PURPOSE: To review early recommendations and propose guidelines for breastfeeding interruption after administration of radiopharmaceuticals, based on additional biokinetic and dosimetric data. METHODS: Activity concentrations in breast milk from 53 breastfeeding patients were determined. The milk was collected at various times after administration of 16 different radiopharmaceuticals. The fraction of the activity administered to the mother excreted in the breast milk, the absorbed doses to various organs and tissues and the effective dose to the infant were estimated. RESULTS: The fraction of the administered activity excreted per millilitre of milk varied widely from 10(-10) to 10(-3) MBq/MBq administered. For (99m)Tc-labelled radiopharmaceuticals, the total fraction of the administered activity excreted in the milk varied from 0.0057 % for (99m)Tc-labelled red blood cells (RBC) to 19 % for (99m)Tc-pertechnetate.

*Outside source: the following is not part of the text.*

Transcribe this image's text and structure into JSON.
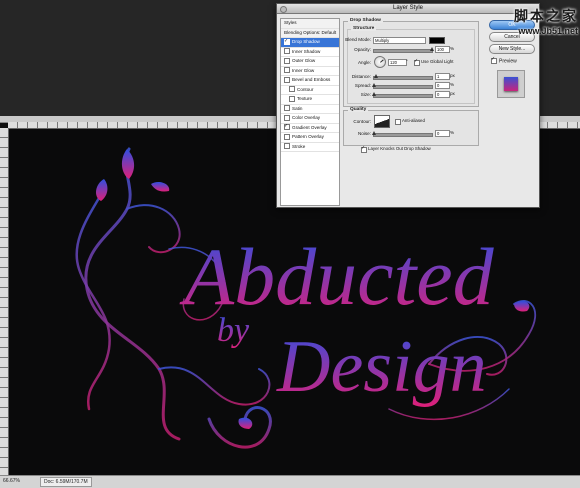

The effective dose to an infant per unit activity administered to the mother ranged from 6.7 × 10(-6) mSv/MBq for (99m)Tc-labelled RBC to 3.6 × 10(-2) mSv/MBq for (99m)Tc-pertechnetate. For the other radiopharmaceuticals, the total fraction of administered activity excreted in the milk varied from 0.018 % ((51)Cr-EDTA) to 48 % ((131)I-NaI). The effective dose ranged from 5.6 × 10(-5) mSvinfant/MBqmother ((51)Cr-EDTA) to 106 mSvinfant/MBqmother ((131)I-NaI). CONCLUSIONS: Based on an effective dose limit of 1 mSv to the infant and a typical administered activity, we recommend cessation of breastfeeding for (131)I-NaI and interruption of feeding for 12 h for (125)I-iodohippurate, (131)I-iodohippurate, (99m)Tc-pertechnetate and (99m)Tc-MAA. During this 12-h period all breast milk should be expressed at least three times and discarded. For the other radiopharmaceuticals included in this study, no interruption of breastfeeding is necessary.